The Dead Sea Works is concerned about the beating its image took following the pre-decision discussions of the best way to deal with the rising level of water in the pool, "when it was claimed that we are drying up the Dead Sea and are not willing to do what is necessary to prevent the flooding of the hotels," Noam Goldstein, the deputy managing director of the company, said.
Goldstein said the Dead Sea Works has decided to launch its first-ever campaign to explain that the southern part of the Dead Sea would have dried out because of the pumping of water for regional use and that it is unconnected to industrial activities. "Only thanks to the Dead Sea Works are there pools for tourists to use," he said.
The Dead Sea Works will be publishing ads and film clips that will say that the industry is what has brought life to the southern Dead Sea region.
According to various estimates, 65 percent of the decline in the level of the Dead Sea stems from utilization of water sources for drinking and agriculture that normally would have flowed into the salty lake - first and foremost, the Jordan River. The rest of the decline is because of Dead Sea water being drawn off into pools by the Dead Sea industries in Israel and Jordan.
When the ministers of environmental affairs and of tourism decided a few weeks ago that harvesting the salt from the bottom of the pool was the preferable way to deal with the threat of flooding, rather than moving the hotels, they also said the Dead Sea Works should pay for the harvest.
But according to Goldstein, when the Dead Sea Works was privatized and transfered to the ownership of the Ofer Brothers, no obligation was imposed on the company to pay for preventing the flooding of the hotels. "Although we are under no contractual obligation, we are prepared to participate in the matter because we are a responsible company," Goldstein said.

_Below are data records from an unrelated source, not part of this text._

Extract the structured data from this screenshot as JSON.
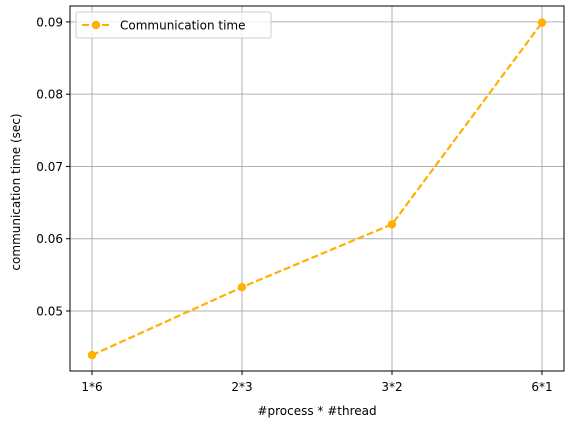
{
  "chart_data": {
    "type": "line",
    "categories": [
      "1*6",
      "2*3",
      "3*2",
      "6*1"
    ],
    "series": [
      {
        "name": "Communication time",
        "values": [
          0.0439,
          0.0533,
          0.062,
          0.0899
        ],
        "color": "#FFB000",
        "line_style": "dashed",
        "marker": "circle"
      }
    ],
    "xlabel": "#process * #thread",
    "ylabel": "communication time (sec)",
    "ylim": [
      0.0417,
      0.0922
    ],
    "yticks": [
      0.05,
      0.06,
      0.07,
      0.08,
      0.09
    ],
    "ytick_labels": [
      "0.05",
      "0.06",
      "0.07",
      "0.08",
      "0.09"
    ],
    "grid": true,
    "legend_position": "top-left"
  }
}
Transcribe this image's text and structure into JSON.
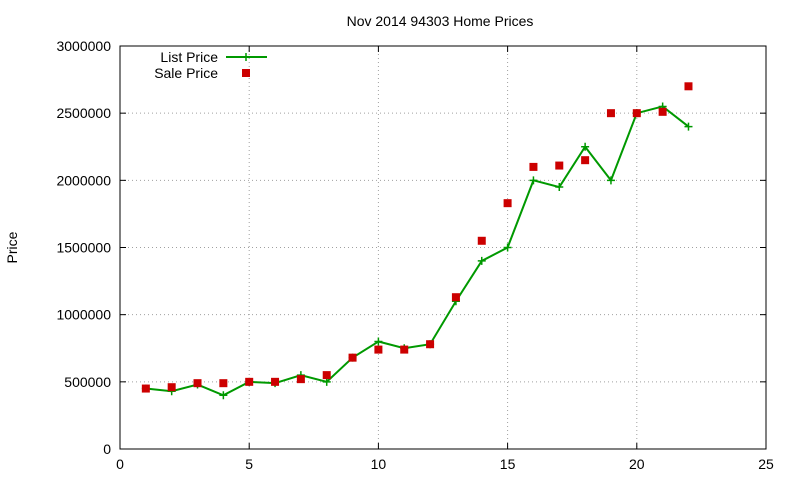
{
  "chart_data": {
    "type": "line",
    "title": "Nov 2014 94303 Home Prices",
    "xlabel": "",
    "ylabel": "Price",
    "xlim": [
      0,
      25
    ],
    "ylim": [
      0,
      3000000
    ],
    "xticks": [
      0,
      5,
      10,
      15,
      20,
      25
    ],
    "yticks": [
      0,
      500000,
      1000000,
      1500000,
      2000000,
      2500000,
      3000000
    ],
    "grid": true,
    "legend_position": "top-left",
    "series": [
      {
        "name": "List Price",
        "style": "line-plus",
        "color": "#009900",
        "x": [
          1,
          2,
          3,
          4,
          5,
          6,
          7,
          8,
          9,
          10,
          11,
          12,
          13,
          14,
          15,
          16,
          17,
          18,
          19,
          20,
          21,
          22
        ],
        "y": [
          450000,
          430000,
          480000,
          400000,
          500000,
          490000,
          550000,
          500000,
          680000,
          800000,
          750000,
          780000,
          1100000,
          1400000,
          1500000,
          2000000,
          1950000,
          2250000,
          2000000,
          2500000,
          2550000,
          2400000
        ]
      },
      {
        "name": "Sale Price",
        "style": "points-square",
        "color": "#cc0000",
        "x": [
          1,
          2,
          3,
          4,
          5,
          6,
          7,
          8,
          9,
          10,
          11,
          12,
          13,
          14,
          15,
          16,
          17,
          18,
          19,
          20,
          21,
          22
        ],
        "y": [
          450000,
          460000,
          490000,
          490000,
          500000,
          500000,
          520000,
          550000,
          680000,
          740000,
          740000,
          780000,
          1130000,
          1550000,
          1830000,
          2100000,
          2110000,
          2150000,
          2500000,
          2500000,
          2510000,
          2700000
        ]
      }
    ]
  }
}
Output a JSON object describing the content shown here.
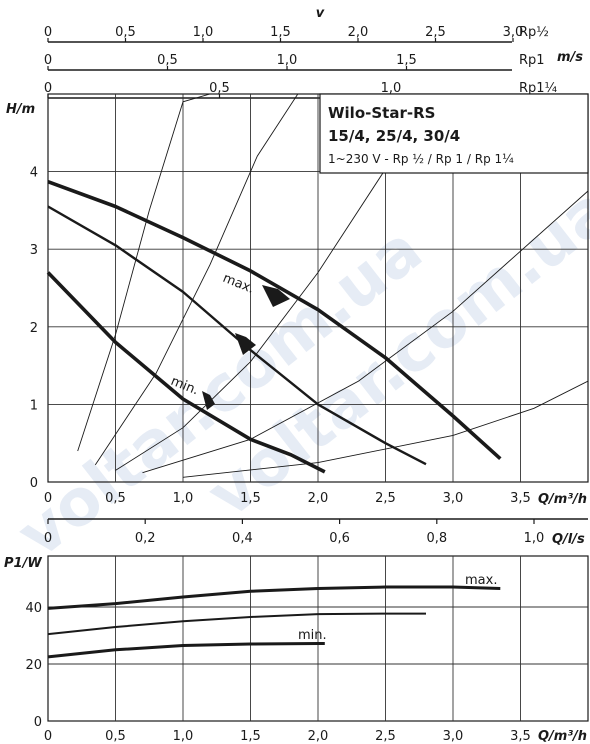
{
  "watermark": "voltar.com.ua",
  "velocity_scales": {
    "symbol": "v",
    "unit": "m/s",
    "rows": [
      {
        "name": "Rp½",
        "ticks": [
          "0",
          "0,5",
          "1,0",
          "1,5",
          "2,0",
          "2,5",
          "3,0"
        ],
        "values": [
          0,
          0.5,
          1.0,
          1.5,
          2.0,
          2.5,
          3.0
        ],
        "max_q": 3.71
      },
      {
        "name": "Rp1",
        "ticks": [
          "0",
          "0,5",
          "1,0",
          "1,5"
        ],
        "values": [
          0,
          0.5,
          1.0,
          1.5
        ],
        "max_q": 3.19
      },
      {
        "name": "Rp1¼",
        "ticks": [
          "0",
          "0,5",
          "1,0"
        ],
        "values": [
          0,
          0.5,
          1.0
        ],
        "max_q": 1.91
      }
    ]
  },
  "legend_box": {
    "line1": "Wilo-Star-RS",
    "line2": "15/4, 25/4, 30/4",
    "line3": "1~230 V - Rp ½ / Rp 1 / Rp 1¼"
  },
  "chart_data": [
    {
      "type": "line",
      "xlabel": "Q/m³/h",
      "ylabel": "H/m",
      "xlim": [
        0,
        4.0
      ],
      "ylim": [
        0,
        5.0
      ],
      "x_ticks": [
        "0",
        "0,5",
        "1,0",
        "1,5",
        "2,0",
        "2,5",
        "3,0",
        "3,5"
      ],
      "x_tick_values": [
        0,
        0.5,
        1.0,
        1.5,
        2.0,
        2.5,
        3.0,
        3.5
      ],
      "y_ticks": [
        "0",
        "1",
        "2",
        "3",
        "4"
      ],
      "y_tick_values": [
        0,
        1,
        2,
        3,
        4
      ],
      "grid": true,
      "series": [
        {
          "name": "max.",
          "x": [
            0,
            0.5,
            1.0,
            1.5,
            2.0,
            2.5,
            3.0,
            3.35
          ],
          "y": [
            3.87,
            3.55,
            3.15,
            2.72,
            2.22,
            1.6,
            0.85,
            0.3
          ]
        },
        {
          "name": "",
          "x": [
            0,
            0.5,
            1.0,
            1.5,
            2.0,
            2.5,
            2.8
          ],
          "y": [
            3.55,
            3.05,
            2.45,
            1.7,
            1.0,
            0.5,
            0.23
          ]
        },
        {
          "name": "min.",
          "x": [
            0,
            0.5,
            1.0,
            1.5,
            1.8,
            2.05
          ],
          "y": [
            2.7,
            1.8,
            1.07,
            0.55,
            0.35,
            0.13
          ]
        }
      ],
      "system_curves": [
        {
          "x": [
            0.22,
            0.5,
            0.75,
            1.0,
            1.2
          ],
          "y": [
            0.4,
            1.9,
            3.5,
            4.9,
            5.0
          ]
        },
        {
          "x": [
            0.35,
            0.8,
            1.2,
            1.55,
            1.85
          ],
          "y": [
            0.22,
            1.4,
            2.8,
            4.2,
            5.0
          ]
        },
        {
          "x": [
            0.5,
            1.0,
            1.5,
            2.0,
            2.6
          ],
          "y": [
            0.15,
            0.7,
            1.55,
            2.7,
            4.3
          ]
        },
        {
          "x": [
            0.7,
            1.5,
            2.3,
            3.0,
            4.0
          ],
          "y": [
            0.12,
            0.55,
            1.3,
            2.2,
            3.75
          ]
        },
        {
          "x": [
            1.0,
            2.0,
            3.0,
            3.6,
            4.0
          ],
          "y": [
            0.06,
            0.25,
            0.6,
            0.95,
            1.3
          ]
        }
      ],
      "annotations": [
        {
          "text": "max.",
          "series": 0
        },
        {
          "text": "min.",
          "series": 2
        }
      ]
    },
    {
      "type": "line",
      "xlabel": "Q/m³/h",
      "ylabel": "P1/W",
      "xlim": [
        0,
        4.0
      ],
      "ylim": [
        0,
        60
      ],
      "x_ticks": [
        "0",
        "0,5",
        "1,0",
        "1,5",
        "2,0",
        "2,5",
        "3,0",
        "3,5"
      ],
      "x_tick_values": [
        0,
        0.5,
        1.0,
        1.5,
        2.0,
        2.5,
        3.0,
        3.5
      ],
      "y_ticks": [
        "0",
        "20",
        "40"
      ],
      "y_tick_values": [
        0,
        20,
        40
      ],
      "grid": true,
      "secondary_axis": {
        "label": "Q/l/s",
        "ticks": [
          "0",
          "0,2",
          "0,4",
          "0,6",
          "0,8",
          "1,0"
        ],
        "values": [
          0,
          0.2,
          0.4,
          0.6,
          0.8,
          1.0
        ]
      },
      "series": [
        {
          "name": "max.",
          "x": [
            0,
            0.5,
            1.0,
            1.5,
            2.0,
            2.5,
            3.0,
            3.35
          ],
          "y": [
            39.5,
            41.2,
            43.5,
            45.5,
            46.5,
            47.0,
            47.0,
            46.5
          ]
        },
        {
          "name": "",
          "x": [
            0,
            0.5,
            1.0,
            1.5,
            2.0,
            2.5,
            2.8
          ],
          "y": [
            30.5,
            33.0,
            35.0,
            36.5,
            37.5,
            37.7,
            37.7
          ]
        },
        {
          "name": "min.",
          "x": [
            0,
            0.5,
            1.0,
            1.5,
            2.0,
            2.05
          ],
          "y": [
            22.5,
            25.0,
            26.5,
            27.0,
            27.2,
            27.2
          ]
        }
      ]
    }
  ]
}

He added that representatives of the company were negotiating with the Finance Ministry to determine how much the Dead Sea Works would contribute toward harvesting the salt.
But Goldstein warned that the planning must already begin because in 2017, the level of the pool will for the first time be higher than the rooms of the nearest hotels. By that time it will no longer be possible to raise the berms around the pool, and if the salt is not harvested by then, there will be no choice but to move the hotels.
"We estimate that planning and approving the harvesting system will take two years, and building it will take another two years," Goldstein said. "It will take us another two years to stabilize the level of the Dead Sea after the harvest is begun. Therefore we must begin now, before it's too late."